É o último grande artista da nova geração a abandonar o futebol português. Ricardo Quaresma foi uma das poucas razões para ir ao futebol em Portugal nos anos mais recentes. Os números das duas últimas temporadas no FC Porto são impressionantes. Catorze golos e 24 assistências fizeram-no o jogador mais influente da equipa, com participação directa num terço dos golos do FC Porto no campeonato português. A sua importância no clube tricampeão foi tanta que muitas vezes se falou de Quaresma-dependência e quase sempre com razão.
O
Mustang (como também é conhecido) tomou nos ombros a responsabilidade de fazer a diferença: foi quem mais rematou e cruzou, mais assistências realizou, mais cantos e livres cobrou (tanto no Porto como no campeonato português). Foi ainda o único portista a marcar de livre directo nas duas mais recentes edições do campeonato; aquele que mais faltas sofreu e mais cartões amarelos tirou aos seus adversários. Mas para lá dos números, Quaresma levantou muitos estádios portugueses, com outro tipo de “números”: fintas estonteantes, cruzamentos teleguiados, remates de trivela, golos-monumento — na selecção inclusivé.

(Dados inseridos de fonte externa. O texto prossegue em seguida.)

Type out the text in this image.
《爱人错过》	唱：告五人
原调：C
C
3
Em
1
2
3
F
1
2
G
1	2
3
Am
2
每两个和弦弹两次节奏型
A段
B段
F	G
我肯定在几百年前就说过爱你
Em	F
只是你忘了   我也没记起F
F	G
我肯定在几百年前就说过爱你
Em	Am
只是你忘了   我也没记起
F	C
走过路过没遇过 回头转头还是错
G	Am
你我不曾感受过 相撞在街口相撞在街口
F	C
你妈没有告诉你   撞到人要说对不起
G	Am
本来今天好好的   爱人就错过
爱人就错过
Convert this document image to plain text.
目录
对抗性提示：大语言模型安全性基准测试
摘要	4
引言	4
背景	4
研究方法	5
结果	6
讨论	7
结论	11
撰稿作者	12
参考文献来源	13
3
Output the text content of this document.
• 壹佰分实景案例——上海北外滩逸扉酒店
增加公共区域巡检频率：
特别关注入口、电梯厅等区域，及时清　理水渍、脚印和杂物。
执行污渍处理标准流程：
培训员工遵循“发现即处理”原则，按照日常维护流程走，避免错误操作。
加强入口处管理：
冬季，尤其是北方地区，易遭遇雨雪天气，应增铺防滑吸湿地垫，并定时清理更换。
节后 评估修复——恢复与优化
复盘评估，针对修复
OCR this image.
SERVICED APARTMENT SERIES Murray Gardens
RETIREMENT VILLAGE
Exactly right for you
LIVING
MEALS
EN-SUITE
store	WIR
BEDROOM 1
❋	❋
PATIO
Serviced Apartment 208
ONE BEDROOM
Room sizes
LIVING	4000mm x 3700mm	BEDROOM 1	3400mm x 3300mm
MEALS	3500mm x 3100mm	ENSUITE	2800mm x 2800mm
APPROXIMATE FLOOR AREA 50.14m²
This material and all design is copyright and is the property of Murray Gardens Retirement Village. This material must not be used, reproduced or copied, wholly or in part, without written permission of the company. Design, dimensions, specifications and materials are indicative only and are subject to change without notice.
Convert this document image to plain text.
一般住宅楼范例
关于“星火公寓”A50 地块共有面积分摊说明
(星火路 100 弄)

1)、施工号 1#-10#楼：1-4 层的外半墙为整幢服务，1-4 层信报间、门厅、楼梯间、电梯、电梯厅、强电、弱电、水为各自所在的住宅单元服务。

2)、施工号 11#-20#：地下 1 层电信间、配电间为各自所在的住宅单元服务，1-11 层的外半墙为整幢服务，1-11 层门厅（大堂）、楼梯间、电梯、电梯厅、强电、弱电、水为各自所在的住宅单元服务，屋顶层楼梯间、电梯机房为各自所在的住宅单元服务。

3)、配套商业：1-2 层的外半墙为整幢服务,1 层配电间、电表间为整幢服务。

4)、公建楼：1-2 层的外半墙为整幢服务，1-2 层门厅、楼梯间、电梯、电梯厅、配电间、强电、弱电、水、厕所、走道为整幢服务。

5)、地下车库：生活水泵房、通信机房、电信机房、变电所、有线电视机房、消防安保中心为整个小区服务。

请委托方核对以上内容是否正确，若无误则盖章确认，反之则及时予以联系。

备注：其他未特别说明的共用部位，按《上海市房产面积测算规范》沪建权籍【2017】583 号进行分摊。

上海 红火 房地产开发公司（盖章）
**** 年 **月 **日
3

Apesar do seu desempenho, sempre dividiu as opiniões e chegou mesmo a ser fortemente assobiado pelos adeptos do FC Porto na época passada. Talvez porque Quaresma não é um jogador normal. Não lê o jogo, sente-o. Não pensa o futebol, intui-o. O seu futebol é selvagem, os anos passam mas continua em estado puro, cru, mais próprio da rua do que dos estádios. Por isso lhe chamam
Mustang. É quase sempre incapaz de alterar a forma de jogar em função do seu momento de forma ou do adversário que enfrenta. Joga demasiado para a plateia que nem sempre gosta do que vê, porque tem tendência para os excessos de individualismo e para perder a bola amiúde. Parece por vezes ser o único elemento de uma quarta equipa em campo: o Quaresma FC. Muitos treinadores o rejeitam: Rijkaard não gostou dele no Barcelona. Scolari nunca lhe deu uma verdadeira oportunidade na Selecção Portuguesa. Sacchi considera-o um jogador banal.
A chegada a Itália encerra uma enorme curiosidade: Mourinho vencerá o grande desafio de “domar” o
Mustang, sem apagar a chama de um dos maiores talentos do futebol mundial? Para Quaresma, o desafio é ainda maior: provar que pode mesmo estar entre os melhores.